As new mothers, we are told time and again, in hospital classes and from friends that “breast is best,” even as many of our mothers and grandmothers raise an eyebrow and remind that plenty of kids from our generation were bottle-fed, and “turned out just fine.”
When my grandmother saw my registry, filled with every breastfeeding accessory known to humanity, she remarked that she had six children and her mother had ten, and said that what enabled them to be such happy, attentive mothers was the advent of formula feeding.
There are different ways of looking at the same thing.
At the time, I thought how my poor grandmother just didn’t understand how much better breastfeeding was than formula, and I moved ahead with my plan.
But I have come to be very open-minded on the subject.
Breastfeeding and pumping can be very fulfilling for some women, and it can be very challenging and even painful for some women.
One of my friends could not produce any milk at all, and she faced derision and shame from her family.
Have you ever noticed how passionate women are on one side or the other, at times even proselytizing that you are a failed mother if you don’t approach feeding a certain way?
I once heard a mother berate another mom for not supplementing her breast milk with formula because formula was the “only thing” that would help ensure her baby gained healthy weight.
And I have heard holier-than-thou breastfeeding advocates make moms who admitted to any formula feeding (even as a supplement) feel that they were somehow inferior.
It is worth reading the article closely as it shows that this issue is not black-or-white but more of a gray area than many of us might have realized.
Jung’s article reveals that the studies concluding “breast is best” are funded by breastfeeding accessory companies.
It reveals that recent, thorough medical research published in the Journal of the American Medical Association finds the effects of breast-feeding “modest,” and that a trial conducted by Dr. Michael Kramer studying 14,000 mother-baby pairs over 16 years has indeed found cognitive development benefits, but concluded that breastfeeding “did not reduce the risk of obesity, asthma, allergies, dental cavities, or ADHD.”
The article continues, “Just last month, a British study found that breast-feeding has no effect on I.Q.”
What conclusion may we draw? Breastfeeding has its benefits, not the least of which is the feeling of closeness enjoyed by those who swear by it.
But, it is not a magic elixir the way it is often presented, and it is not the only way to ensure a healthy, thriving baby.
I have come to the realization that every generation has its truths.
Breastfeeding is popular and in style now, but my grandmother and many of her friends considered formula superior when they were young moms.

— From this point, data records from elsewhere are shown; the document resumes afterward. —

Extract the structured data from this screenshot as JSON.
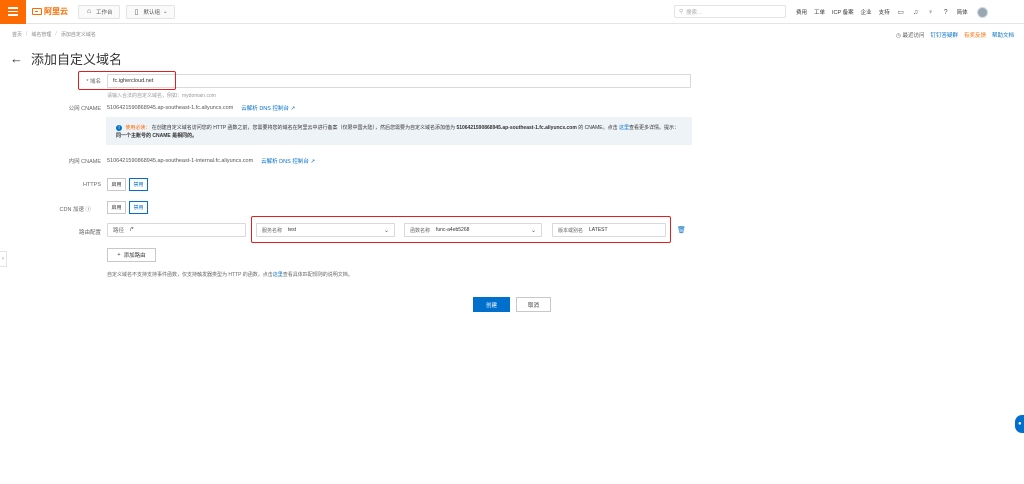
{
  "topbar": {
    "logo_text": "阿里云",
    "workbench": "工作台",
    "resource_group": "默认组",
    "search_placeholder": "搜索...",
    "links": [
      "费用",
      "工单",
      "ICP 备案",
      "企业",
      "支持"
    ],
    "lang": "简体"
  },
  "breadcrumb": [
    "首页",
    "域名管理",
    "添加自定义域名"
  ],
  "help_links": {
    "recent": "最近访问",
    "dingtalk": "钉钉答疑群",
    "feedback": "有奖反馈",
    "docs": "帮助文档"
  },
  "page": {
    "title": "添加自定义域名"
  },
  "form": {
    "domain": {
      "label": "* 域名",
      "value": "fc.ighercloud.net",
      "hint": "请输入合法的自定义域名，例如：mydomain.com"
    },
    "public_cname": {
      "label": "公网 CNAME",
      "value": "5106421590868945.ap-southeast-1.fc.aliyuncs.com",
      "link": "云解析 DNS 控制台"
    },
    "notice": {
      "title": "使用必读：",
      "text1": "在创建自定义域名访问您的 HTTP 函数之前，您需要将您的域名在阿里云中进行备案（仅限中国大陆），然后您需要为自定义域名添加值为",
      "bold_value": "5106421590868945.ap-southeast-1.fc.aliyuncs.com",
      "text2": "的 CNAME。点击",
      "link": "这里",
      "text3": "查看更多详情。提示：",
      "bold_tip": "同一个主账号的 CNAME 是相同的。"
    },
    "internal_cname": {
      "label": "内网 CNAME",
      "value": "5106421590868945.ap-southeast-1-internal.fc.aliyuncs.com",
      "link": "云解析 DNS 控制台"
    },
    "https": {
      "label": "HTTPS",
      "options": [
        "启用",
        "禁用"
      ],
      "selected": "禁用"
    },
    "cdn": {
      "label": "CDN 加速",
      "options": [
        "启用",
        "禁用"
      ],
      "selected": "禁用"
    },
    "route": {
      "label": "路由配置",
      "path_key": "路径",
      "path_value": "/*",
      "service_key": "服务名称",
      "service_value": "test",
      "function_key": "函数名称",
      "function_value": "func-a4eb5268",
      "version_key": "版本或别名",
      "version_value": "LATEST",
      "add_label": "添加路由"
    },
    "footnote_before": "自定义域名不支持支持事件函数，仅支持触发器类型为 HTTP 的函数，点击",
    "footnote_link": "这里",
    "footnote_after": "查看具体匹配规则的说明文档。"
  },
  "actions": {
    "create": "创建",
    "cancel": "取消"
  }
}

My grandmother points out that her mother and the generations before were all breastfed, and they had high mortality rates and got sick often.
She was bottle fed and is approaching her 100th birthday, still mentally sharp and healthy.
Breastfeeding can be so rewarding, as mother and baby share the bond of closeness.
At the same time, many bottle feeders proclaim that they enjoy great closeness with their baby since they can just enjoy a warm cuddle and forget about the details of proper latching, pumping and the risk of mastitis.
Breastmilk is an amazing thing, but formula has come a long way, and can be vitamin-packed and healthy.
There are organic versions available, and some is even designed for babies with lactose intolerance or other sensitivities.
Whatever way you fall on the issue, please let’s all have tolerance for the views of other moms.
The fact is, there are emotional and physical benefits to both types of feeding and the studies are evolving and continuing as the conversation continues and new data comes forth.
If a mom wants to breastfeed for a long time, she feels it is best for her and her baby. If a mom pumps and supplements with formula, she feels it is best for her and her baby. If a mom finds breastfeeding painful and difficult and chooses to feed exclusively from a bottle, she feels she is doing what is best for her and her baby.
After all, a baby needs a mama who is not in too much pain, or so plagued by guilt or feelings of unworthiness that she can’t give the one thing we all agree newborns need: loving attention.